Department of Biology, Faculty of Sciences, Mashhad Branch, Islamic Azad University, Mashhad, Iran.
Department of Medical Chemistry, School of Pharmacy, Mashhad University of Medical Sciences, Mashhad, Iran.
Luminescence. 2022 Feb;37(2):310-322. doi: 10.1002/bio.4173. Epub 2021 Dec 29.
With advances in new drug therapies, it is essential to understand the interactions between drugs and target molecules. In this study, we applied multiple spectroscopic techniques including absorbance, fluorescence, circular dichroism spectroscopy, viscosity, thermal melting, calorimetric, and molecular dynamics (MD) simulation to study the interaction between 2-Ethyl-5-(4-methylphenyl) pyramido pyrazole ophthalazine trione (PPF) and calf thymus DNA (ct DNA) in the absence or presence of histone H1. PPF exhibits a high binding affinity towards ct DNA in binary and ternary systems. In addition, the result for the binding constant was observed within the range 10 M achieved through fluorescence quenching data, while the values for enthalpy and entropy changes for ct DNA-PPF and (ct DNA-H1) PPF complexes were measured to be -72.54 kJ.mol , -161.14 J.mol K , -85.34 kJ.mol , and -19.023 J.mol K , respectively. Furthermore, in accordance with circular dichroism spectra, the inducement of ct DNA structural changes was observed during binding of PPF and H1 in binary and ternary system forms. The essential roles of hydrogen bonding and van der Waals forces throughout the interaction were suggested using thermodynamic parameters. According to the obtained data, the interaction mode of ct DNA-PPF and (ct DNA-H1) PPF complexes was intercalation binding. Suggested by the MD simulation study, the ct DNA-H1 complex caused a reduction in the stability of the DNA structure in the presence or absence of ligand, which demonstrated that PPF as an intercalating agent can further distort the structure. The information achieved from this study will be very helpful in understanding the effects of PPF on the conformational state of ct DNA in the absence or presence of the H1 molecule, which seems to be quite significant for clarifying the mechanisms of action and its pharmacokinetics.

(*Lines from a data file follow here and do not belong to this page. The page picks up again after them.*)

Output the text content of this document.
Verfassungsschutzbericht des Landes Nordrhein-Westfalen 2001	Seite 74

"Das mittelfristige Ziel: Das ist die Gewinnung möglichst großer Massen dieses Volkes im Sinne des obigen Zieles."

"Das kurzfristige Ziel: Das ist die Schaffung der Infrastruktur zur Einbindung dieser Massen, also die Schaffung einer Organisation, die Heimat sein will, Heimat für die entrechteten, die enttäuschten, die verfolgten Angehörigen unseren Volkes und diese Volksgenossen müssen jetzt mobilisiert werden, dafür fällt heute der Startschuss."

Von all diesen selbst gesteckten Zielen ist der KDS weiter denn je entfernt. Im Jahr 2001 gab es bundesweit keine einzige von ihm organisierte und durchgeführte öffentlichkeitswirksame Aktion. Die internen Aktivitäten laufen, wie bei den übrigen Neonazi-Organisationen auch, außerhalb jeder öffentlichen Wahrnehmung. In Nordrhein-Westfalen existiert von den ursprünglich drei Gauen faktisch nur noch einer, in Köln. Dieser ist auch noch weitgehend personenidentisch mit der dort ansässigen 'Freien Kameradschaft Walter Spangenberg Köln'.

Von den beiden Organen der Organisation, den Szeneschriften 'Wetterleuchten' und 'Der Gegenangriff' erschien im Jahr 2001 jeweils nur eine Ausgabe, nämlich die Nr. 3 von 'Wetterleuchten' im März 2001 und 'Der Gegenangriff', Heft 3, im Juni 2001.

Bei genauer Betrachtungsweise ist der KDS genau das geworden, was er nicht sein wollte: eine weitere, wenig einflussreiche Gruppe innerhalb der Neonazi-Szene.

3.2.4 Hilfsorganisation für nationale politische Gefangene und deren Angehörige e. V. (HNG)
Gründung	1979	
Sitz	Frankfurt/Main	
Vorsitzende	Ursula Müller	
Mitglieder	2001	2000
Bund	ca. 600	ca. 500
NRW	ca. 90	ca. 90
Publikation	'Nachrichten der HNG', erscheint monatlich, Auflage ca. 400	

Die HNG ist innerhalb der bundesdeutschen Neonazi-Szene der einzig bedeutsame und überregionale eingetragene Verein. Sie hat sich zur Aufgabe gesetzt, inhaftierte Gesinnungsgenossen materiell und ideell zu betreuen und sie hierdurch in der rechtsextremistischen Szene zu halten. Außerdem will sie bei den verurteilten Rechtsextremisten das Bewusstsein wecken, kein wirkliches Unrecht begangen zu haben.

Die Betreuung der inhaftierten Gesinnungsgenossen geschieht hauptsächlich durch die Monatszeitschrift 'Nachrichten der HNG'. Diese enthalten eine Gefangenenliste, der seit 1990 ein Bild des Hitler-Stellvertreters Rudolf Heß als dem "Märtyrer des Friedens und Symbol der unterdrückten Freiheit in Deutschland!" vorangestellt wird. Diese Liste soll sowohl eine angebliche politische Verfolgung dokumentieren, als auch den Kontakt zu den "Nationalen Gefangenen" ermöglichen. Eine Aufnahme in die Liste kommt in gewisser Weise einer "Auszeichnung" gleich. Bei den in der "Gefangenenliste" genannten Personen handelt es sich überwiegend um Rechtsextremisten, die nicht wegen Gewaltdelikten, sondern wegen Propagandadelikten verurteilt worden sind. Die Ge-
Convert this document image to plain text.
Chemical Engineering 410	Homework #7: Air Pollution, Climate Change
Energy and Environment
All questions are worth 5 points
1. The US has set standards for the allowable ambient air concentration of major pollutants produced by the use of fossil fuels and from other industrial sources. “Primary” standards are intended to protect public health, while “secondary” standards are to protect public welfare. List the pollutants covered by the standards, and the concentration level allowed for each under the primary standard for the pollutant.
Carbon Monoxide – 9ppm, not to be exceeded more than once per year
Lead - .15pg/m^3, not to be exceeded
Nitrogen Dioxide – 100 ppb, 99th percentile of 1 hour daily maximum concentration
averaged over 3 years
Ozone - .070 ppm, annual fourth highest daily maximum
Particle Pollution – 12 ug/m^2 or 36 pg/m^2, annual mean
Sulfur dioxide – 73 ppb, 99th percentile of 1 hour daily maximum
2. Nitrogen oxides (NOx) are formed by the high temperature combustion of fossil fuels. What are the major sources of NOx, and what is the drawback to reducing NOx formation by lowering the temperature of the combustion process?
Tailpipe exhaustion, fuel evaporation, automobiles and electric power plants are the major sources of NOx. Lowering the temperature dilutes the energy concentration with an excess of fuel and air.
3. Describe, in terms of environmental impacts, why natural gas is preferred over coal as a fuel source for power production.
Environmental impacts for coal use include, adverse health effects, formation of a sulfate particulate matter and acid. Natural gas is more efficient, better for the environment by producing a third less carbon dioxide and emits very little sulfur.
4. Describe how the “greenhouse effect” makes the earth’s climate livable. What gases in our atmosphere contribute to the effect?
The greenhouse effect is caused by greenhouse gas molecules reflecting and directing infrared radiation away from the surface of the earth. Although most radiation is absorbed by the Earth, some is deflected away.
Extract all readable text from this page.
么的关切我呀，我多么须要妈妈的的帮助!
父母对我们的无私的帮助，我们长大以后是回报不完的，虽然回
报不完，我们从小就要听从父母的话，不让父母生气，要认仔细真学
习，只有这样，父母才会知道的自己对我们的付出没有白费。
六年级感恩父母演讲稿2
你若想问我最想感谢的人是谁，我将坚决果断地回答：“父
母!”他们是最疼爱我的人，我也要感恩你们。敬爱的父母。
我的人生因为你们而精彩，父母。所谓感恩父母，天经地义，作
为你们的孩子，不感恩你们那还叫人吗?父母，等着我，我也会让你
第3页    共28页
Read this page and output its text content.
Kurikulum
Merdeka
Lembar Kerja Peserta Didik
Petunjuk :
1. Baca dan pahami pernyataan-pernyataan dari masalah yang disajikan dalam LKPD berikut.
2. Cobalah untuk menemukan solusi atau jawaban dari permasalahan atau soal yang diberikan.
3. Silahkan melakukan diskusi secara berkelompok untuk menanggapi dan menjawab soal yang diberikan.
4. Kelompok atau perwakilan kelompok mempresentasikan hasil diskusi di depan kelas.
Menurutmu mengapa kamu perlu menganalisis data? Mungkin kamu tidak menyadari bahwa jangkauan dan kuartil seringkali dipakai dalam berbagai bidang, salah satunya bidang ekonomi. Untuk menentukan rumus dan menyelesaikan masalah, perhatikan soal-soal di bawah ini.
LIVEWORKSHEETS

随着新药治疗的进步,了解药物与靶分子之间的相互作用至关重要。在这项研究中,我们应用了多种光谱技术,包括吸收光谱、荧光光谱、圆二色性光谱、粘度、热熔融、量热法和分子动力学(MD)模拟,来研究 2-乙基-5-(4-甲基苯基)吡唑并嘧啶并哒嗪酮(PPF)与小牛胸腺 DNA(ct DNA)在没有或存在组蛋白 H1 时的相互作用。PPF 在二元和三元体系中对 ct DNA 表现出高的结合亲和力。此外,通过荧光猝灭数据观察到结合常数的结果在 10 M 的范围内,而 ct DNA-PPF 和(ct DNA-H1)PPF 复合物的焓和熵变化值分别测量为-72.54 kJ/mol ,-161.14 J/mol K ,-85.34 kJ/mol 和-19.023 J/mol K 。此外,根据圆二色光谱,在 PPF 和 H1 在二元和三元体系形式结合时,观察到 ct DNA 结构变化的诱导。通过热力学参数表明,氢键和范德华力在整个相互作用中起着重要作用。根据获得的数据,ct DNA-PPF 和(ct DNA-H1)PPF 复合物的相互作用模式为嵌入结合。通过 MD 模拟研究表明,ct DNA-H1 复合物在存在或不存在配体的情况下降低了 DNA 结构的稳定性,这表明 PPF 作为嵌入剂可以进一步扭曲结构。从这项研究中获得的信息将非常有助于理解 PPF 在没有或存在 H1 分子的情况下对 ct DNA 构象状态的影响,这似乎对于阐明作用机制及其药代动力学非常重要。